Thomas Jefferson - Third President of US

Jefferson regarded a comprehensive education for all as fundamental to both good government and the responsible practice of religion.

Jefferson’s high regard for the value of education is revealed in a letter he wrote at the age of seventy-three: “Enlighten the people generally, and tyranny and oppressions of body and mind will vanish like evil spirits at the dawn of day. Although I do not, with some enthusiasts, believe that the human condition will ever advance to such a state of perfection as that there shall no longer be pain or vice in the world, yet I believe it susceptible of much improvement, and most of all in matters of government and religion; and that the diffusion of knowledge among the people is to be the instrument by which it is to be effected.”

Education and Government

With respect to government, Jefferson believed, the purpose of education is to help create responsible citizens. He wrote: “The basis of our governments being the opinion of the people, the very first object should be to keep that right [i.e., well informed]; and were it left to me to decide whether we should have a government without newspapers or newspapers without a government, I should not hesitate a moment to prefer the latter. But I should mean that every man should receive those papers, and be capable of reading them.”

Education and Religion

With respect to religion, the purpose of education is to guard against fanaticism. Jefferson wrote: “The atmosphere of our country is unquestionably charged with a threatening cloud of fanaticism, lighter in some parts, denser in others, but too heavy in all. . . . The diffusion of instruction, to which there is now so growing an attention, will be the remote remedy to this fever of fanaticism; while the more proximate one will be the progress of Unitarianism. That this will, ere long, be the religion of the majority from north to south, I have no doubt.”
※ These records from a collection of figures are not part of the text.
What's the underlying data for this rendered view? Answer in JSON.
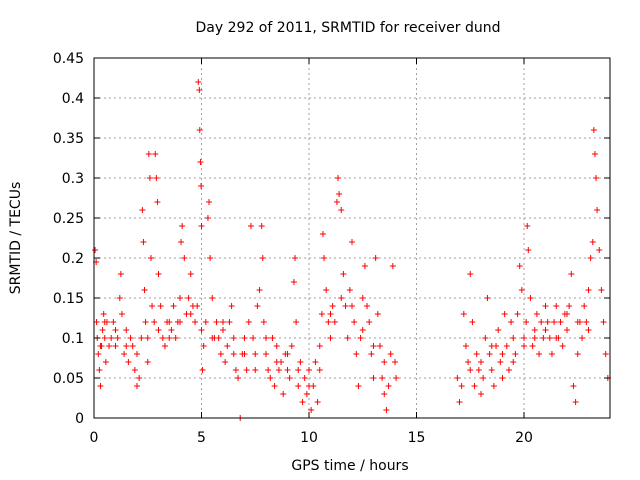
{
  "chart_data": {
    "type": "scatter",
    "title": "Day 292 of 2011, SRMTID for receiver dund",
    "xlabel": "GPS time / hours",
    "ylabel": "SRMTID / TECUs",
    "xlim": [
      0,
      24
    ],
    "ylim": [
      0,
      0.45
    ],
    "x_ticks": [
      0,
      5,
      10,
      15,
      20
    ],
    "x_tick_labels": [
      "0",
      "5",
      "10",
      "15",
      "20"
    ],
    "y_ticks": [
      0,
      0.05,
      0.1,
      0.15,
      0.2,
      0.25,
      0.3,
      0.35,
      0.4,
      0.45
    ],
    "y_tick_labels": [
      "0",
      "0.05",
      "0.1",
      "0.15",
      "0.2",
      "0.25",
      "0.3",
      "0.35",
      "0.4",
      "0.45"
    ],
    "grid": true,
    "marker": "+",
    "marker_color": "#ff0000",
    "series": [
      {
        "name": "SRMTID",
        "points": [
          [
            0.05,
            0.21
          ],
          [
            0.1,
            0.195
          ],
          [
            0.12,
            0.12
          ],
          [
            0.15,
            0.1
          ],
          [
            0.2,
            0.08
          ],
          [
            0.25,
            0.06
          ],
          [
            0.3,
            0.04
          ],
          [
            0.35,
            0.09
          ],
          [
            0.4,
            0.11
          ],
          [
            0.45,
            0.13
          ],
          [
            0.5,
            0.1
          ],
          [
            0.55,
            0.07
          ],
          [
            0.6,
            0.12
          ],
          [
            0.7,
            0.09
          ],
          [
            0.8,
            0.1
          ],
          [
            0.9,
            0.12
          ],
          [
            1.0,
            0.11
          ],
          [
            1.1,
            0.1
          ],
          [
            1.2,
            0.15
          ],
          [
            1.25,
            0.18
          ],
          [
            1.3,
            0.13
          ],
          [
            1.4,
            0.08
          ],
          [
            1.5,
            0.09
          ],
          [
            1.6,
            0.07
          ],
          [
            1.7,
            0.1
          ],
          [
            1.8,
            0.09
          ],
          [
            1.9,
            0.06
          ],
          [
            2.0,
            0.04
          ],
          [
            2.1,
            0.05
          ],
          [
            2.2,
            0.1
          ],
          [
            2.25,
            0.26
          ],
          [
            2.3,
            0.22
          ],
          [
            2.35,
            0.16
          ],
          [
            2.4,
            0.12
          ],
          [
            2.5,
            0.1
          ],
          [
            2.55,
            0.33
          ],
          [
            2.6,
            0.3
          ],
          [
            2.65,
            0.2
          ],
          [
            2.7,
            0.14
          ],
          [
            2.8,
            0.12
          ],
          [
            2.85,
            0.33
          ],
          [
            2.9,
            0.3
          ],
          [
            2.95,
            0.27
          ],
          [
            3.0,
            0.18
          ],
          [
            3.1,
            0.14
          ],
          [
            3.2,
            0.1
          ],
          [
            3.3,
            0.09
          ],
          [
            3.4,
            0.12
          ],
          [
            3.5,
            0.1
          ],
          [
            3.6,
            0.11
          ],
          [
            3.7,
            0.14
          ],
          [
            3.8,
            0.1
          ],
          [
            3.9,
            0.12
          ],
          [
            4.0,
            0.15
          ],
          [
            4.05,
            0.22
          ],
          [
            4.1,
            0.24
          ],
          [
            4.2,
            0.2
          ],
          [
            4.3,
            0.13
          ],
          [
            4.4,
            0.15
          ],
          [
            4.5,
            0.18
          ],
          [
            4.6,
            0.14
          ],
          [
            4.7,
            0.12
          ],
          [
            4.8,
            0.14
          ],
          [
            4.85,
            0.42
          ],
          [
            4.9,
            0.41
          ],
          [
            4.92,
            0.36
          ],
          [
            4.95,
            0.32
          ],
          [
            4.98,
            0.29
          ],
          [
            5.0,
            0.24
          ],
          [
            5.05,
            0.06
          ],
          [
            5.1,
            0.09
          ],
          [
            5.2,
            0.12
          ],
          [
            5.3,
            0.25
          ],
          [
            5.35,
            0.27
          ],
          [
            5.4,
            0.2
          ],
          [
            5.5,
            0.15
          ],
          [
            5.6,
            0.1
          ],
          [
            5.7,
            0.12
          ],
          [
            5.8,
            0.1
          ],
          [
            5.9,
            0.08
          ],
          [
            6.0,
            0.11
          ],
          [
            6.1,
            0.07
          ],
          [
            6.2,
            0.09
          ],
          [
            6.3,
            0.12
          ],
          [
            6.4,
            0.14
          ],
          [
            6.5,
            0.08
          ],
          [
            6.6,
            0.06
          ],
          [
            6.7,
            0.05
          ],
          [
            6.8,
            0.0
          ],
          [
            6.9,
            0.08
          ],
          [
            7.0,
            0.1
          ],
          [
            7.1,
            0.06
          ],
          [
            7.2,
            0.12
          ],
          [
            7.3,
            0.24
          ],
          [
            7.4,
            0.1
          ],
          [
            7.5,
            0.08
          ],
          [
            7.6,
            0.14
          ],
          [
            7.7,
            0.16
          ],
          [
            7.8,
            0.24
          ],
          [
            7.85,
            0.2
          ],
          [
            7.9,
            0.12
          ],
          [
            8.0,
            0.08
          ],
          [
            8.1,
            0.06
          ],
          [
            8.2,
            0.05
          ],
          [
            8.3,
            0.1
          ],
          [
            8.4,
            0.04
          ],
          [
            8.5,
            0.09
          ],
          [
            8.6,
            0.06
          ],
          [
            8.7,
            0.07
          ],
          [
            8.8,
            0.03
          ],
          [
            8.9,
            0.08
          ],
          [
            9.0,
            0.06
          ],
          [
            9.1,
            0.05
          ],
          [
            9.2,
            0.09
          ],
          [
            9.3,
            0.17
          ],
          [
            9.35,
            0.2
          ],
          [
            9.4,
            0.12
          ],
          [
            9.5,
            0.04
          ],
          [
            9.6,
            0.07
          ],
          [
            9.7,
            0.02
          ],
          [
            9.8,
            0.05
          ],
          [
            9.9,
            0.03
          ],
          [
            10.0,
            0.06
          ],
          [
            10.1,
            0.01
          ],
          [
            10.2,
            0.04
          ],
          [
            10.3,
            0.07
          ],
          [
            10.4,
            0.02
          ],
          [
            10.5,
            0.09
          ],
          [
            10.6,
            0.13
          ],
          [
            10.65,
            0.23
          ],
          [
            10.7,
            0.2
          ],
          [
            10.8,
            0.16
          ],
          [
            10.9,
            0.12
          ],
          [
            11.0,
            0.1
          ],
          [
            11.1,
            0.14
          ],
          [
            11.2,
            0.12
          ],
          [
            11.3,
            0.27
          ],
          [
            11.35,
            0.3
          ],
          [
            11.4,
            0.28
          ],
          [
            11.5,
            0.26
          ],
          [
            11.6,
            0.18
          ],
          [
            11.7,
            0.14
          ],
          [
            11.8,
            0.1
          ],
          [
            11.9,
            0.16
          ],
          [
            12.0,
            0.22
          ],
          [
            12.1,
            0.12
          ],
          [
            12.2,
            0.08
          ],
          [
            12.3,
            0.04
          ],
          [
            12.4,
            0.1
          ],
          [
            12.5,
            0.15
          ],
          [
            12.6,
            0.19
          ],
          [
            12.7,
            0.14
          ],
          [
            12.8,
            0.12
          ],
          [
            12.9,
            0.08
          ],
          [
            13.0,
            0.05
          ],
          [
            13.1,
            0.2
          ],
          [
            13.2,
            0.13
          ],
          [
            13.3,
            0.09
          ],
          [
            13.4,
            0.05
          ],
          [
            13.5,
            0.03
          ],
          [
            13.6,
            0.01
          ],
          [
            13.7,
            0.04
          ],
          [
            13.8,
            0.08
          ],
          [
            13.9,
            0.19
          ],
          [
            14.0,
            0.07
          ],
          [
            14.05,
            0.05
          ],
          [
            16.9,
            0.05
          ],
          [
            17.0,
            0.02
          ],
          [
            17.1,
            0.04
          ],
          [
            17.2,
            0.13
          ],
          [
            17.3,
            0.09
          ],
          [
            17.4,
            0.07
          ],
          [
            17.5,
            0.18
          ],
          [
            17.6,
            0.12
          ],
          [
            17.7,
            0.04
          ],
          [
            17.8,
            0.08
          ],
          [
            17.9,
            0.06
          ],
          [
            18.0,
            0.03
          ],
          [
            18.1,
            0.05
          ],
          [
            18.2,
            0.1
          ],
          [
            18.3,
            0.15
          ],
          [
            18.4,
            0.08
          ],
          [
            18.5,
            0.06
          ],
          [
            18.6,
            0.04
          ],
          [
            18.7,
            0.09
          ],
          [
            18.8,
            0.11
          ],
          [
            18.9,
            0.07
          ],
          [
            19.0,
            0.05
          ],
          [
            19.1,
            0.13
          ],
          [
            19.2,
            0.09
          ],
          [
            19.3,
            0.06
          ],
          [
            19.4,
            0.12
          ],
          [
            19.5,
            0.1
          ],
          [
            19.6,
            0.08
          ],
          [
            19.7,
            0.13
          ],
          [
            19.8,
            0.19
          ],
          [
            19.9,
            0.16
          ],
          [
            20.0,
            0.1
          ],
          [
            20.1,
            0.12
          ],
          [
            20.15,
            0.24
          ],
          [
            20.2,
            0.21
          ],
          [
            20.3,
            0.15
          ],
          [
            20.4,
            0.09
          ],
          [
            20.5,
            0.11
          ],
          [
            20.6,
            0.13
          ],
          [
            20.7,
            0.08
          ],
          [
            20.8,
            0.12
          ],
          [
            20.9,
            0.1
          ],
          [
            21.0,
            0.14
          ],
          [
            21.1,
            0.12
          ],
          [
            21.2,
            0.1
          ],
          [
            21.3,
            0.08
          ],
          [
            21.4,
            0.12
          ],
          [
            21.5,
            0.14
          ],
          [
            21.6,
            0.1
          ],
          [
            21.7,
            0.12
          ],
          [
            21.8,
            0.09
          ],
          [
            21.9,
            0.13
          ],
          [
            22.0,
            0.11
          ],
          [
            22.1,
            0.14
          ],
          [
            22.2,
            0.18
          ],
          [
            22.3,
            0.04
          ],
          [
            22.4,
            0.02
          ],
          [
            22.5,
            0.08
          ],
          [
            22.6,
            0.12
          ],
          [
            22.7,
            0.1
          ],
          [
            22.8,
            0.14
          ],
          [
            22.9,
            0.12
          ],
          [
            23.0,
            0.16
          ],
          [
            23.1,
            0.2
          ],
          [
            23.2,
            0.22
          ],
          [
            23.25,
            0.36
          ],
          [
            23.3,
            0.33
          ],
          [
            23.35,
            0.3
          ],
          [
            23.4,
            0.26
          ],
          [
            23.5,
            0.21
          ],
          [
            23.6,
            0.16
          ],
          [
            23.7,
            0.12
          ],
          [
            23.8,
            0.08
          ],
          [
            23.9,
            0.05
          ],
          [
            0.3,
            0.09
          ],
          [
            0.5,
            0.12
          ],
          [
            1.0,
            0.09
          ],
          [
            1.5,
            0.11
          ],
          [
            2.0,
            0.08
          ],
          [
            2.5,
            0.07
          ],
          [
            3.0,
            0.11
          ],
          [
            3.5,
            0.12
          ],
          [
            4.0,
            0.12
          ],
          [
            4.5,
            0.13
          ],
          [
            5.0,
            0.11
          ],
          [
            5.5,
            0.1
          ],
          [
            6.0,
            0.12
          ],
          [
            6.5,
            0.1
          ],
          [
            7.0,
            0.08
          ],
          [
            7.5,
            0.06
          ],
          [
            8.0,
            0.1
          ],
          [
            8.5,
            0.07
          ],
          [
            9.0,
            0.08
          ],
          [
            9.5,
            0.06
          ],
          [
            10.0,
            0.04
          ],
          [
            10.5,
            0.06
          ],
          [
            11.0,
            0.13
          ],
          [
            11.5,
            0.15
          ],
          [
            12.0,
            0.14
          ],
          [
            12.5,
            0.11
          ],
          [
            13.0,
            0.09
          ],
          [
            13.5,
            0.07
          ],
          [
            17.5,
            0.06
          ],
          [
            18.0,
            0.07
          ],
          [
            18.5,
            0.09
          ],
          [
            19.0,
            0.08
          ],
          [
            19.5,
            0.07
          ],
          [
            20.0,
            0.09
          ],
          [
            20.5,
            0.1
          ],
          [
            21.0,
            0.11
          ],
          [
            21.5,
            0.1
          ],
          [
            22.0,
            0.13
          ],
          [
            22.5,
            0.12
          ],
          [
            23.0,
            0.11
          ]
        ]
      }
    ]
  }
}
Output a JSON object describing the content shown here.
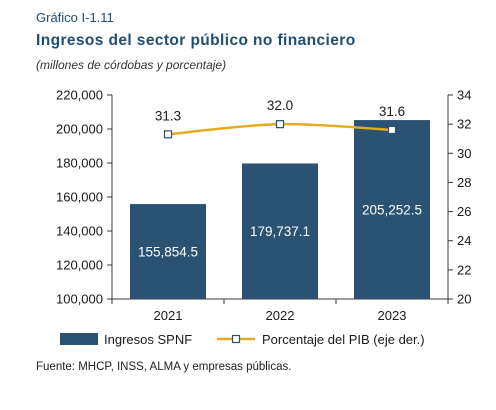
{
  "header": {
    "figure_label": "Gráfico I-1.11",
    "title": "Ingresos del sector público no financiero",
    "subtitle": "(millones de córdobas y porcentaje)"
  },
  "chart_data": {
    "type": "bar",
    "categories": [
      "2021",
      "2022",
      "2023"
    ],
    "series": [
      {
        "name": "Ingresos SPNF",
        "type": "bar",
        "axis": "left",
        "values": [
          155854.5,
          179737.1,
          205252.5
        ],
        "labels": [
          "155,854.5",
          "179,737.1",
          "205,252.5"
        ],
        "color": "#2b5273"
      },
      {
        "name": "Porcentaje del PIB (eje der.)",
        "type": "line",
        "axis": "right",
        "values": [
          31.3,
          32.0,
          31.6
        ],
        "labels": [
          "31.3",
          "32.0",
          "31.6"
        ],
        "color": "#e3ab1f"
      }
    ],
    "y_left": {
      "min": 100000,
      "max": 220000,
      "ticks": [
        "100,000",
        "120,000",
        "140,000",
        "160,000",
        "180,000",
        "200,000",
        "220,000"
      ]
    },
    "y_right": {
      "min": 20,
      "max": 34,
      "ticks": [
        "20",
        "22",
        "24",
        "26",
        "28",
        "30",
        "32",
        "34"
      ]
    },
    "grid": false,
    "legend": "bottom"
  },
  "footer": {
    "source": "Fuente: MHCP, INSS, ALMA y empresas públicas."
  }
}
Obviously, Jefferson’s powers of prophecy failed him on this occasion – the rest of the country, apparently, was not as devoted to the use of reason in religion as was Thomas Jefferson.

Mr. Jefferson’s University

The great project which occupied Jefferson during the last years of his life was the University of Virginia. For some time he had advocated a comprehensive program of education for his native state, beginning with a system of free elementary and secondary schools, and culminating in a distinguished state university. After years of political maneuvering with the legislature, it was ultimately only the university that was created – but Jefferson put all of his considerable talents to use in this new endeavor.

He surveyed the site for the university in nearby Charlottesville, designed the buildings, selected the faculty (in keeping with his commitment to religious freedom, not including a professor of divinity), planned the courses that would be offered, and even drew up a student handbook – all this, and much more, while in his seventies. He lived long enough to see the first class enrolled; and he would have been gratified to know that what is still known as “Mr. Jefferson’s university” has since produced both politicians and poets.